We must never, ever lose hope. Ever. What we find our Hope in, in reality, is more important than the measure of how much we have. For we know, if we ever give up a hope in Him, we are giving up on the very person that is Hope itself. The world is broken, that is very clear. It’s constantly changing, evolving, into things that seem to look more and more bleak. We have systems in place to connect us, and yet empathy and real connection seems to be lost, maybe more than it ever has been. Life is somewhat difficult for me right now. I think if you’re an avid reader of this blog, you could gather that life is a little funky right now. But every day I wake up, scramble my eggs, reluctantly pet my vicious looking pit-bull, and choose to be an advocate for hope, instead of a victim of chaos and self-pity. Now life is chaotic, but chaos can drive us towards Him, and He can drive us toward a real living Hope. And the living part is important, it’s a Hope that exists, never sleeps, and is constantly being rendered. It’s really living, nothing about it is dormant in nature. It is eternal, breathing, caffeinated and a playful Hope that is offered. What we find from this Hope is something unchanging, something constant, something with no hidden clauses, no shifts in character, no change in nature. Many times I’ve found Hope on the monkey bars, with feet dangling and eyes towards heaven. It is something steady that we can find a balance from when a job hunt drought occurs or the sudden onset of grieving a broken relationship. Hope is where we learn to find our footing, even when we these Category 9.0 quakes occur.

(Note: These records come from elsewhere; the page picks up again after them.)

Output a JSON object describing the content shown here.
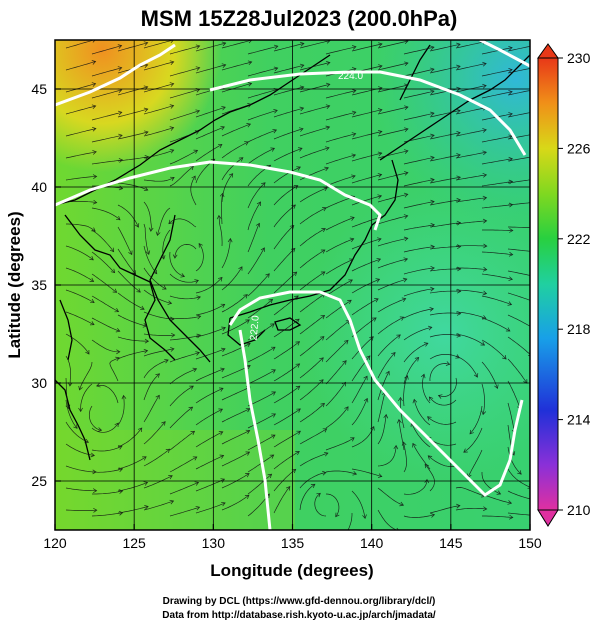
{
  "title": "MSM 15Z28Jul2023 (200.0hPa)",
  "x_axis": {
    "label": "Longitude (degrees)",
    "range": [
      120,
      150
    ],
    "ticks": [
      120,
      125,
      130,
      135,
      140,
      145,
      150
    ]
  },
  "y_axis": {
    "label": "Latitude  (degrees)",
    "range": [
      22.5,
      47.5
    ],
    "ticks": [
      25,
      30,
      35,
      40,
      45
    ]
  },
  "colorbar": {
    "range": [
      210,
      230
    ],
    "tick_labels": [
      "230",
      "226",
      "222",
      "218",
      "214",
      "210"
    ],
    "colors": [
      "#e8348c",
      "#9b30d0",
      "#2038d8",
      "#1aa8e8",
      "#1cd8b0",
      "#28d050",
      "#7ad820",
      "#d8d818",
      "#f0a018",
      "#e84818"
    ]
  },
  "contour_labels": [
    "224.0",
    "222.0"
  ],
  "credits": {
    "line1": "Drawing by DCL (https://www.gfd-dennou.org/library/dcl/)",
    "line2": "Data from http://database.rish.kyoto-u.ac.jp/arch/jmadata/"
  }
}
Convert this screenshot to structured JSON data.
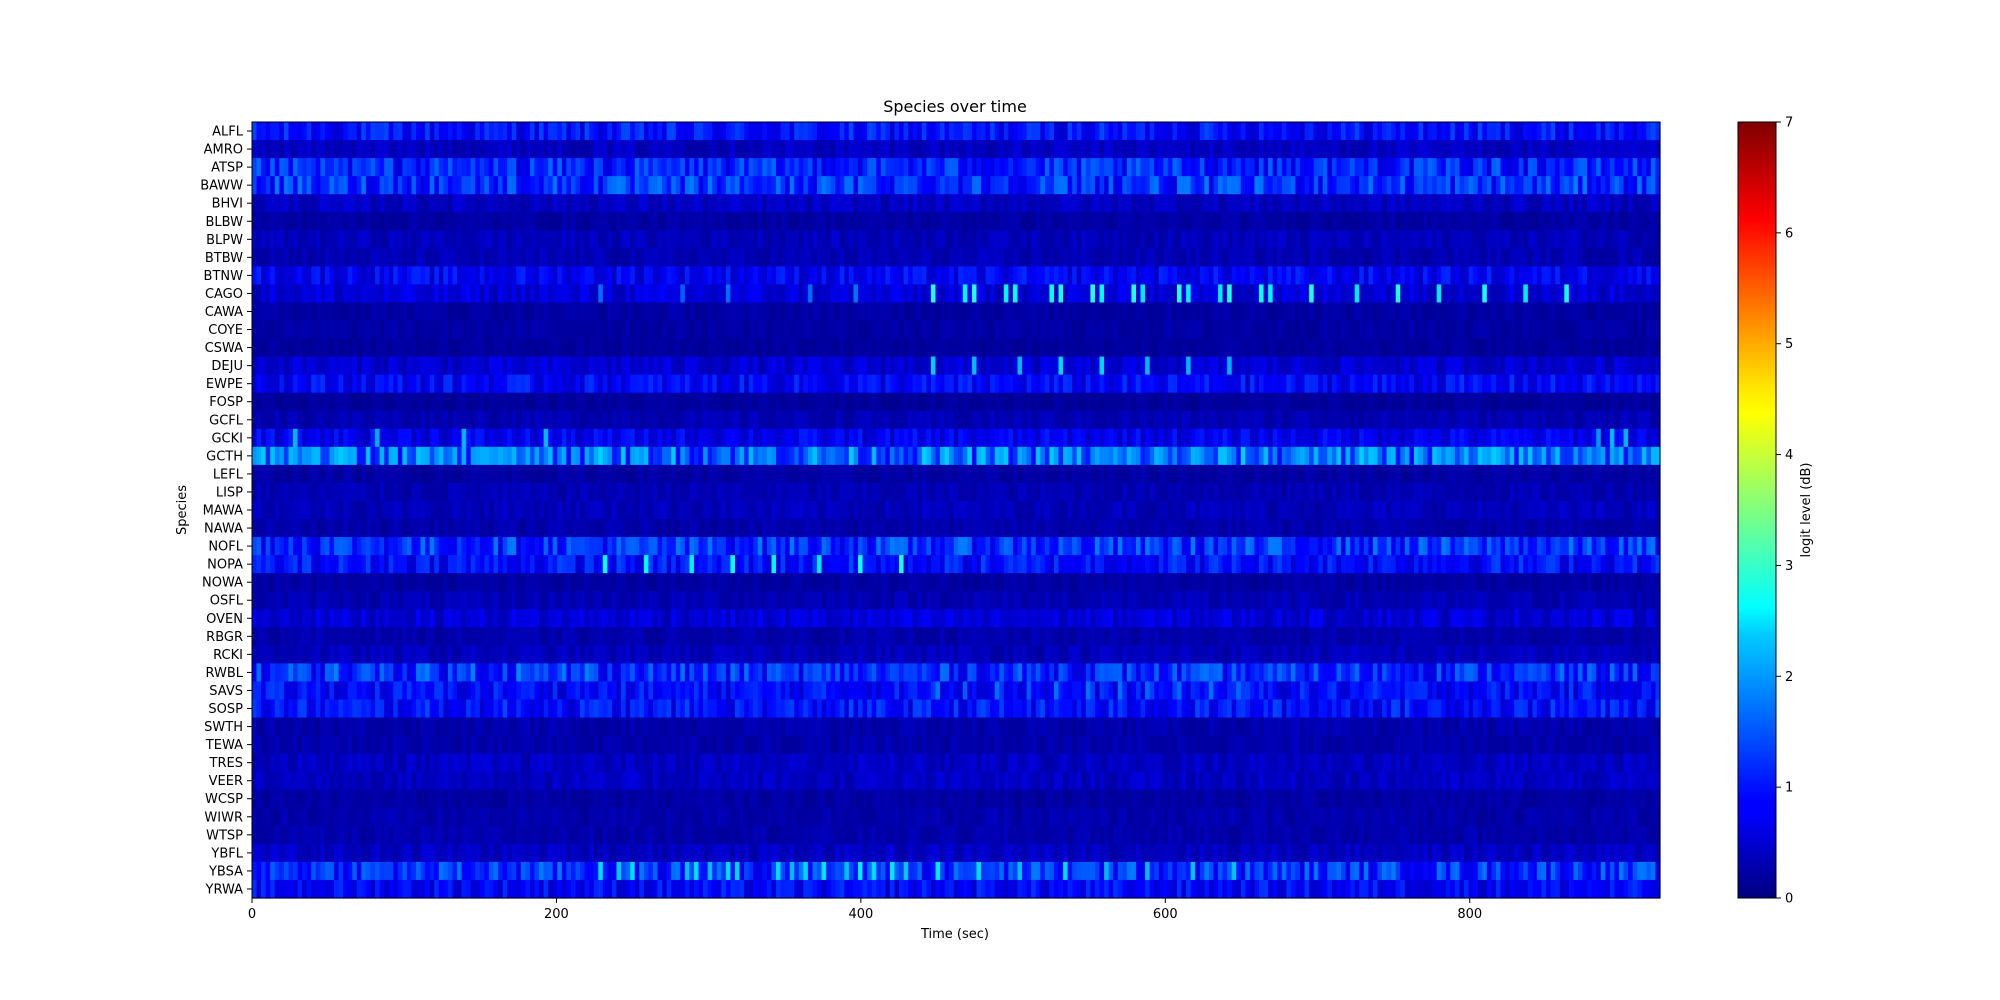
{
  "chart_data": {
    "type": "heatmap",
    "title": "Species over time",
    "xlabel": "Time (sec)",
    "ylabel": "Species",
    "xlim": [
      0,
      925
    ],
    "xticks": [
      0,
      200,
      400,
      600,
      800
    ],
    "colorbar": {
      "label": "logit level (dB)",
      "range": [
        0,
        7
      ],
      "ticks": [
        0,
        1,
        2,
        3,
        4,
        5,
        6,
        7
      ],
      "colormap": "jet"
    },
    "time_bin_sec": 3,
    "species": [
      "ALFL",
      "AMRO",
      "ATSP",
      "BAWW",
      "BHVI",
      "BLBW",
      "BLPW",
      "BTBW",
      "BTNW",
      "CAGO",
      "CAWA",
      "COYE",
      "CSWA",
      "DEJU",
      "EWPE",
      "FOSP",
      "GCFL",
      "GCKI",
      "GCTH",
      "LEFL",
      "LISP",
      "MAWA",
      "NAWA",
      "NOFL",
      "NOPA",
      "NOWA",
      "OSFL",
      "OVEN",
      "RBGR",
      "RCKI",
      "RWBL",
      "SAVS",
      "SOSP",
      "SWTH",
      "TEWA",
      "TRES",
      "VEER",
      "WCSP",
      "WIWR",
      "WTSP",
      "YBFL",
      "YBSA",
      "YRWA"
    ],
    "baseline_level": [
      0.95,
      0.45,
      1.1,
      1.2,
      0.45,
      0.25,
      0.4,
      0.35,
      0.8,
      0.6,
      0.25,
      0.25,
      0.2,
      0.55,
      0.85,
      0.2,
      0.35,
      0.75,
      1.6,
      0.25,
      0.35,
      0.4,
      0.3,
      1.2,
      0.95,
      0.25,
      0.35,
      0.6,
      0.3,
      0.4,
      1.15,
      0.9,
      0.95,
      0.3,
      0.3,
      0.45,
      0.45,
      0.25,
      0.3,
      0.3,
      0.45,
      1.2,
      0.85
    ],
    "peak_events": [
      {
        "species": "CAGO",
        "times": [
          448,
          470,
          476,
          497,
          503,
          525,
          531,
          553,
          559,
          581,
          587,
          609,
          615,
          637,
          643,
          664,
          670,
          698,
          726,
          754,
          782,
          810,
          838,
          866
        ],
        "level": 2.9
      },
      {
        "species": "CAGO",
        "times": [
          228,
          284,
          312,
          368,
          396
        ],
        "level": 1.7
      },
      {
        "species": "DEJU",
        "times": [
          448,
          476,
          504,
          532,
          560,
          588,
          616,
          644
        ],
        "level": 2.4
      },
      {
        "species": "GCTH",
        "times": [
          5,
          12,
          20,
          28,
          36,
          44,
          52,
          60,
          68,
          76,
          84,
          92,
          100,
          108,
          116,
          124,
          132,
          140,
          148,
          156,
          164,
          172,
          180,
          188,
          196,
          204,
          212,
          220,
          690,
          700,
          710,
          720,
          730,
          740,
          750,
          760,
          770,
          780,
          790,
          800,
          810,
          820,
          830,
          840,
          850,
          860,
          870,
          880,
          890,
          900
        ],
        "level": 2.2
      },
      {
        "species": "GCKI",
        "times": [
          27,
          82,
          138,
          193,
          885,
          895,
          905
        ],
        "level": 2.2
      },
      {
        "species": "NOPA",
        "times": [
          232,
          260,
          288,
          316,
          344,
          372,
          400,
          428
        ],
        "level": 2.8
      },
      {
        "species": "YBSA",
        "times": [
          230,
          240,
          250,
          285,
          292,
          300,
          313,
          320,
          345,
          355,
          365,
          375,
          390,
          400,
          410,
          420,
          430,
          450,
          478,
          506,
          534,
          562,
          590,
          618,
          646
        ],
        "level": 2.5
      },
      {
        "species": "RWBL",
        "times": [
          25,
          55,
          85,
          115,
          145,
          175,
          205,
          220
        ],
        "level": 1.9
      },
      {
        "species": "SAVS",
        "times": [
          450,
          470,
          490,
          510,
          530,
          550,
          570,
          590,
          610,
          630,
          650
        ],
        "level": 1.7
      }
    ]
  }
}
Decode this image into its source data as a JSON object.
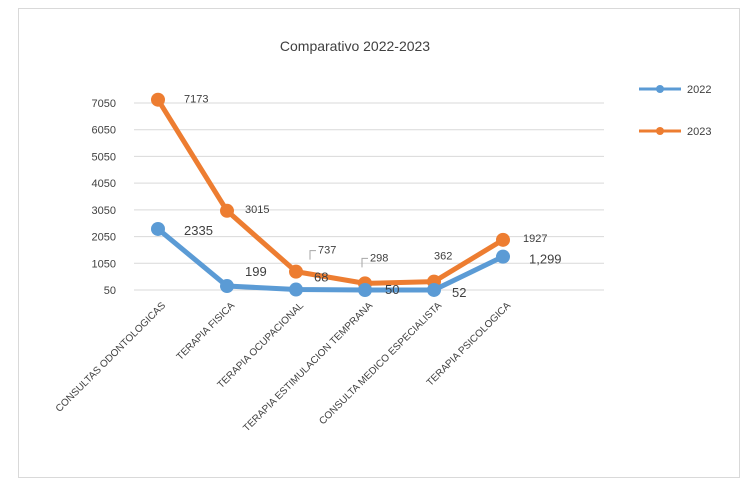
{
  "chart_data": {
    "type": "line",
    "title": "Comparativo  2022-2023",
    "categories": [
      "CONSULTAS ODONTOLOGICAS",
      "TERAPIA FISICA",
      "TERAPIA OCUPACIONAL",
      "TERAPIA ESTIMULACION TEMPRANA",
      "CONSULTA MEDICO ESPECIALISTA",
      "TERAPIA PSICOLOGICA"
    ],
    "yticks": [
      "50",
      "1050",
      "2050",
      "3050",
      "4050",
      "5050",
      "6050",
      "7050"
    ],
    "ylim": [
      50,
      7050
    ],
    "grid": true,
    "legend": "right",
    "series": [
      {
        "name": "2022",
        "color": "#5b9bd5",
        "values": [
          2335,
          199,
          68,
          50,
          52,
          1299
        ],
        "labels": [
          "2335",
          "199",
          "68",
          "50",
          "52",
          "1,299"
        ]
      },
      {
        "name": "2023",
        "color": "#ed7d31",
        "values": [
          7173,
          3015,
          737,
          298,
          362,
          1927
        ],
        "labels": [
          "7173",
          "3015",
          "737",
          "298",
          "362",
          "1927"
        ]
      }
    ]
  }
}
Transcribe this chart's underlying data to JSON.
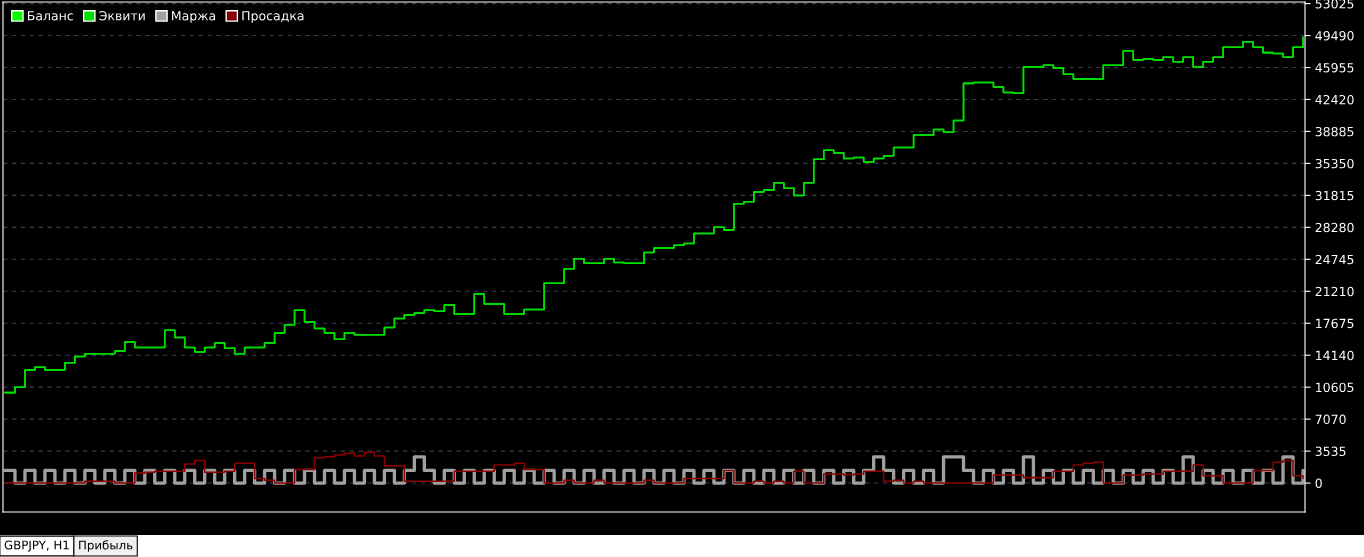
{
  "chart_data": {
    "type": "step",
    "categories": [
      null,
      null,
      null,
      null,
      null,
      null,
      null,
      null,
      null,
      null,
      null,
      null,
      null,
      null,
      null,
      null,
      null,
      null,
      null,
      null,
      null,
      null,
      null,
      null,
      null,
      null,
      null,
      null,
      null,
      null,
      null,
      null,
      null,
      null,
      null,
      null,
      null,
      null,
      null,
      null,
      null,
      null,
      null,
      null,
      null,
      null,
      null,
      null,
      null,
      null,
      null,
      null,
      null,
      null,
      null,
      null,
      null,
      null,
      null,
      null,
      null,
      null,
      null,
      null,
      null,
      null,
      null,
      null,
      null,
      null,
      null,
      null,
      null,
      null,
      null,
      null,
      null,
      null,
      null,
      null,
      null,
      null,
      null,
      null,
      null,
      null,
      null,
      null,
      null,
      null,
      null,
      null,
      null,
      null,
      null,
      null,
      null,
      null,
      null,
      null,
      null,
      null,
      null,
      null,
      null,
      null,
      null,
      null,
      null,
      null,
      null,
      null,
      null,
      null,
      null,
      null,
      null,
      null,
      null,
      null,
      null,
      null,
      null,
      null,
      null,
      null,
      null,
      null,
      null,
      null,
      null
    ],
    "series": [
      {
        "name": "Баланс",
        "color": "#00ff00",
        "values": [
          10000,
          10600,
          12500,
          12800,
          12500,
          12500,
          13300,
          14000,
          14300,
          14300,
          14300,
          14600,
          15600,
          15000,
          15000,
          15000,
          16900,
          16100,
          15000,
          14500,
          15000,
          15500,
          14900,
          14300,
          15000,
          15000,
          15500,
          16600,
          17500,
          19100,
          17800,
          17100,
          16600,
          15900,
          16600,
          16400,
          16400,
          16400,
          17200,
          18200,
          18600,
          18800,
          19100,
          19000,
          19700,
          18700,
          18700,
          20900,
          19800,
          19800,
          18700,
          18700,
          19200,
          19200,
          22100,
          22100,
          23700,
          24800,
          24300,
          24300,
          24800,
          24400,
          24300,
          24300,
          25500,
          26000,
          26000,
          26300,
          26500,
          27600,
          27600,
          28300,
          28000,
          30900,
          31100,
          32200,
          32400,
          33200,
          32600,
          31800,
          33200,
          35800,
          36800,
          36500,
          35900,
          36000,
          35500,
          35900,
          36200,
          37100,
          37100,
          38500,
          38500,
          39100,
          38800,
          40100,
          44200,
          44300,
          44300,
          43800,
          43200,
          43100,
          46000,
          46000,
          46200,
          45900,
          45200,
          44700,
          44700,
          44700,
          46200,
          46200,
          47800,
          46800,
          46900,
          46800,
          47100,
          46600,
          47100,
          46000,
          46600,
          47100,
          48200,
          48200,
          48800,
          48200,
          47600,
          47500,
          47100,
          48200,
          49300
        ]
      },
      {
        "name": "Эквити",
        "color": "#00e000",
        "values": [
          10000,
          10600,
          12500,
          12800,
          12500,
          12500,
          13300,
          14000,
          14300,
          14300,
          14300,
          14600,
          15600,
          15000,
          15000,
          15000,
          16900,
          16100,
          15000,
          14500,
          15000,
          15500,
          14900,
          14300,
          15000,
          15000,
          15500,
          16600,
          17500,
          19100,
          17800,
          17100,
          16600,
          15900,
          16600,
          16400,
          16400,
          16400,
          17200,
          18200,
          18600,
          18800,
          19100,
          19000,
          19700,
          18700,
          18700,
          20900,
          19800,
          19800,
          18700,
          18700,
          19200,
          19200,
          22100,
          22100,
          23700,
          24800,
          24300,
          24300,
          24800,
          24400,
          24300,
          24300,
          25500,
          26000,
          26000,
          26300,
          26500,
          27600,
          27600,
          28300,
          28000,
          30900,
          31100,
          32200,
          32400,
          33200,
          32600,
          31800,
          33200,
          35800,
          36800,
          36500,
          35900,
          36000,
          35500,
          35900,
          36200,
          37100,
          37100,
          38500,
          38500,
          39100,
          38800,
          40100,
          44200,
          44300,
          44300,
          43800,
          43200,
          43100,
          46000,
          46000,
          46200,
          45900,
          45200,
          44700,
          44700,
          44700,
          46200,
          46200,
          47800,
          46800,
          46900,
          46800,
          47100,
          46600,
          47100,
          46000,
          46600,
          47100,
          48200,
          48200,
          48800,
          48200,
          47600,
          47500,
          47100,
          48200,
          49300
        ]
      },
      {
        "name": "Маржа",
        "color": "#a0a0a0",
        "values": [
          1400,
          0,
          1400,
          0,
          1400,
          0,
          1400,
          0,
          1400,
          0,
          1400,
          0,
          1400,
          0,
          1400,
          0,
          1400,
          0,
          1400,
          0,
          1400,
          0,
          1400,
          0,
          1400,
          0,
          1400,
          0,
          1400,
          0,
          1400,
          0,
          1400,
          0,
          1400,
          0,
          1400,
          0,
          1400,
          0,
          1400,
          2900,
          1400,
          0,
          1400,
          0,
          1400,
          0,
          1400,
          0,
          1400,
          0,
          1400,
          0,
          1400,
          0,
          1400,
          0,
          1400,
          0,
          1400,
          0,
          1400,
          0,
          1400,
          0,
          1400,
          0,
          1400,
          0,
          1400,
          0,
          1400,
          0,
          1400,
          0,
          1400,
          0,
          1400,
          0,
          1400,
          0,
          1400,
          0,
          1400,
          0,
          1400,
          2900,
          1400,
          0,
          1400,
          0,
          1400,
          0,
          2900,
          2900,
          1400,
          0,
          1400,
          0,
          1400,
          0,
          2900,
          0,
          1400,
          0,
          1400,
          0,
          1400,
          0,
          1400,
          0,
          1400,
          0,
          1400,
          0,
          1400,
          0,
          2900,
          0,
          1400,
          0,
          1400,
          0,
          1400,
          0,
          1400,
          0,
          2900,
          0,
          1400
        ]
      },
      {
        "name": "Просадка",
        "color": "#8b0000",
        "values": [
          0,
          0,
          0,
          0,
          0,
          0,
          0,
          0,
          200,
          200,
          200,
          0,
          0,
          1100,
          1200,
          1300,
          1300,
          1300,
          2100,
          2500,
          1200,
          1200,
          1300,
          2200,
          2200,
          500,
          300,
          0,
          0,
          1500,
          1500,
          2800,
          2900,
          3100,
          3300,
          3000,
          3400,
          3000,
          1900,
          1900,
          200,
          200,
          200,
          200,
          200,
          1300,
          1300,
          1300,
          1300,
          2000,
          2000,
          2200,
          1500,
          1500,
          0,
          0,
          300,
          0,
          0,
          300,
          0,
          0,
          0,
          0,
          300,
          0,
          0,
          0,
          500,
          500,
          500,
          500,
          1400,
          0,
          0,
          200,
          0,
          200,
          0,
          1300,
          0,
          0,
          1000,
          1000,
          900,
          1000,
          1300,
          1300,
          200,
          300,
          0,
          200,
          0,
          0,
          0,
          0,
          0,
          0,
          0,
          900,
          900,
          900,
          600,
          600,
          600,
          1300,
          1300,
          2000,
          2200,
          2300,
          0,
          0,
          900,
          900,
          1000,
          1000,
          1300,
          1300,
          1300,
          2000,
          800,
          800,
          0,
          0,
          0,
          1400,
          1400,
          2300,
          2500,
          800,
          500
        ]
      }
    ],
    "ylim": [
      -3200,
      53200
    ],
    "yticks": [
      0,
      3535,
      7070,
      10605,
      14140,
      17675,
      21210,
      24745,
      28280,
      31815,
      35350,
      38885,
      42420,
      45955,
      49490,
      53025
    ],
    "tick_labels": "y",
    "grid": "y",
    "legend": "top left",
    "line_style": "solid",
    "annotations": [
      "GBPJPY, H1",
      "Прибыль"
    ]
  }
}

The other night I was driving down the road with rain pouring down hard. I could barely see the road in front of me, my windshield wipers were doing the best job they could, and the road seemed to look greasy and sleek, which meant that conditions were starting to get really dangerous. I proceeded with caution, but couldn’t help but notice that the current situation paralleled the present season of my life. A song began to play on my playlist, and it was the one that is hopefully playing for you now. “As” by Stevie Wonder began to drift into the car. It sent me up, onto a higher ground, elevating me above the car, like the vehicle was driving itself and I began dancing on its sunroof. It was bliss. It was pure joy. I don’t know how to explain it. I started tapping my thumbs rhythmically on the steering wheel and singing so loud and confidently as if Simon Cowell was in the backseat rolling his eyes. A joy overcame me. As the song began to play, I realized that Jesus was singing to me. With a big grin on his face, He was starting to laugh and encouraged me to sing even louder. He began to sing to me, and I began to listen. And then I heard the lyrics. My face began to swell, and my eyes began to water: “You can rest your mind assured, that I’ll be loving you always.” Always, always always, in every tense, in every breath. In every sense of the word, He would be loving me always. I pray that wherever you are in life, that you would know that Hope is alive. There is Hope, Because He is Love. And because He is Love:

Until the rainbow burns the stars out in the sky (Always)

Until the ocean covers every mountain high (Always)

Until the dolphin flies and parrots live at sea (Always)

Until we dream of life and life becomes a dream, He will be loving us always.